Name Your Beneficiaries
I know I have touched on this topic before, but we have come across a couple of cases recently where clients have failed to name beneficiaries on their IRAs, or they have named their estate as the beneficiary. Both situations can create problems, and in some cases, less options for beneficiaries. All types of retirement accounts (IRAs, 401ks, 403bs, etc.) are required to have at least one beneficiary named.
If you are married, the situation is pretty straightforward (assuming you want your spouse to inherit your IRA! 😊). While you should still name the spousal beneficiary directly, he or she can essentially treat the IRA as his/her own and use the money for retirement expenses.
For non-spouse beneficiaries (in most cases, children), the situation has become more straightforward with the passing of the SECURE Act. All non-spouse beneficiaries must withdraw all of the money within 10 years following the date of death of the original account owner. This change is less advantageous (from a tax perspective) than the previous life expectancy method, but it does allow some flexibility around the timing of withdrawals.

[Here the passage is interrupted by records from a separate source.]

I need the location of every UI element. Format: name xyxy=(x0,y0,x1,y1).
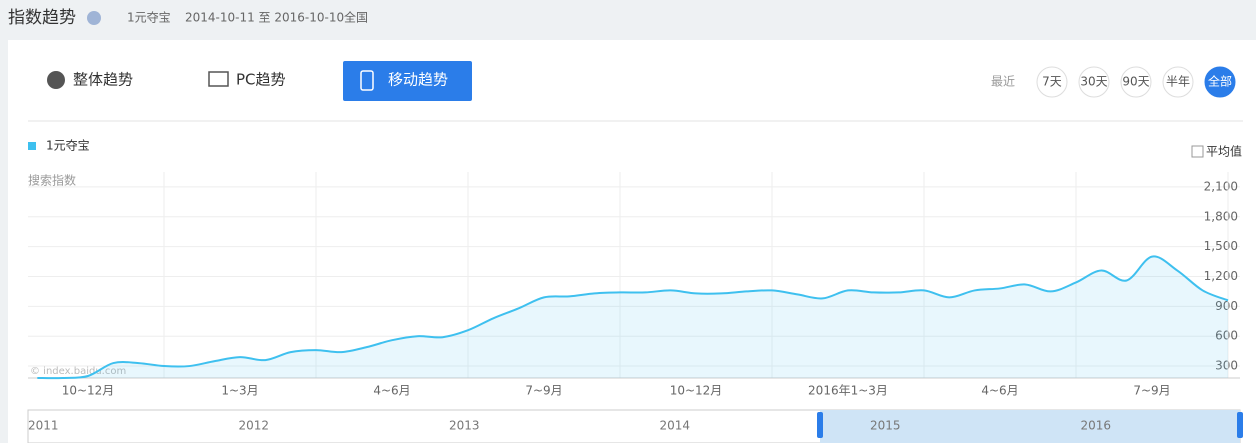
navigator-year: 2016 xyxy=(1081,419,1112,433)
tab-active-bg xyxy=(343,61,472,101)
range-button-bg xyxy=(1204,66,1236,98)
navigator-year: 2015 xyxy=(870,419,901,433)
range-button[interactable]: 30天 xyxy=(1078,66,1110,98)
x-tick-label: 4~6月 xyxy=(373,384,410,398)
tab-label: 移动趋势 xyxy=(388,71,448,89)
y-axis-label: 搜索指数 xyxy=(28,173,76,188)
range-button[interactable]: 半年 xyxy=(1162,66,1194,98)
x-tick-label: 10~12月 xyxy=(62,384,115,398)
range-button-label: 半年 xyxy=(1166,75,1190,89)
help-icon[interactable] xyxy=(87,11,101,25)
range-button-bg xyxy=(1078,66,1110,98)
navigator-year: 2014 xyxy=(660,419,691,433)
legend-swatch xyxy=(28,142,36,150)
y-tick-label: 900 xyxy=(1215,299,1238,313)
keyword: 1元夺宝 xyxy=(127,11,171,25)
card xyxy=(8,40,1256,443)
region: 全国 xyxy=(344,10,368,25)
range-button-bg xyxy=(1120,66,1152,98)
navigator: 2011 2012 2013 2014 2015 2016 xyxy=(27,409,1243,443)
range-button-label: 30天 xyxy=(1080,75,1107,89)
average-label[interactable]: 平均值 xyxy=(1206,144,1242,159)
x-tick-label: 7~9月 xyxy=(1133,384,1170,398)
page-title: 指数趋势 xyxy=(8,8,76,28)
tab-label: 整体趋势 xyxy=(73,71,133,89)
x-tick-label: 1~3月 xyxy=(221,384,258,398)
legend-label: 1元夺宝 xyxy=(46,139,90,153)
x-tick-label: 2016年1~3月 xyxy=(808,384,888,398)
range-button-label: 全部 xyxy=(1208,74,1232,89)
tab-pc[interactable]: PC趋势 xyxy=(208,71,286,89)
phone-icon xyxy=(360,70,374,91)
tab-overall[interactable]: 整体趋势 xyxy=(47,71,133,90)
y-tick-label: 300 xyxy=(1215,359,1238,373)
pie-icon xyxy=(47,71,65,89)
x-tick-label: 4~6月 xyxy=(981,384,1018,398)
range-button-label: 7天 xyxy=(1042,75,1062,89)
navigator-year: 2012 xyxy=(239,419,270,433)
watermark: © index.baidu.com xyxy=(30,366,126,377)
range-button[interactable]: 90天 xyxy=(1120,66,1152,98)
navigator-year: 2013 xyxy=(449,419,480,433)
range-button[interactable]: 7天 xyxy=(1036,66,1068,98)
range-button[interactable]: 全部 xyxy=(1204,66,1236,98)
area xyxy=(37,256,1228,379)
y-tick-label: 1,800 xyxy=(1204,209,1238,223)
date-range: 2014-10-11 至 2016-10-10 xyxy=(185,11,344,25)
tab-label: PC趋势 xyxy=(236,71,286,89)
range-button-label: 90天 xyxy=(1122,75,1149,89)
range-button-bg xyxy=(1162,66,1194,98)
navigator-selection[interactable] xyxy=(820,410,1240,443)
y-tick-label: 1,500 xyxy=(1204,239,1238,253)
range-button-bg xyxy=(1036,66,1068,98)
x-tick-label: 10~12月 xyxy=(670,384,723,398)
line xyxy=(37,255,1229,380)
y-tick-label: 1,200 xyxy=(1204,269,1238,283)
range-label: 最近 xyxy=(991,75,1015,89)
navigator-handle[interactable] xyxy=(817,412,823,438)
y-tick-label: 2,100 xyxy=(1204,179,1238,193)
average-checkbox[interactable] xyxy=(1191,145,1204,158)
tab-mobile[interactable]: 移动趋势 xyxy=(343,61,472,101)
navigator-year: 2011 xyxy=(28,419,59,433)
monitor-icon xyxy=(208,71,229,87)
x-tick-label: 7~9月 xyxy=(525,384,562,398)
y-tick-label: 600 xyxy=(1215,329,1238,343)
navigator-handle[interactable] xyxy=(1237,412,1243,438)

Here is a simple chart from Michael Kitces outlining the beneficiary options depending on type:
It is also important to note that, with a few exceptions, retirement accounts are the only types of accounts that have beneficiaries. All other assets are covered by a will, so it is critical to have a will and update it as necessary.
Part of the reason I thought of this blog topic was my own children. I don’t know why I thought of it while camping with them, but I realized that I had yet to update my own will since having kids. Even in my business, I cringe at the thought of thinking about a will and getting it updated! It can be a pain, but it can save you children and other beneficiaries a lot of trouble!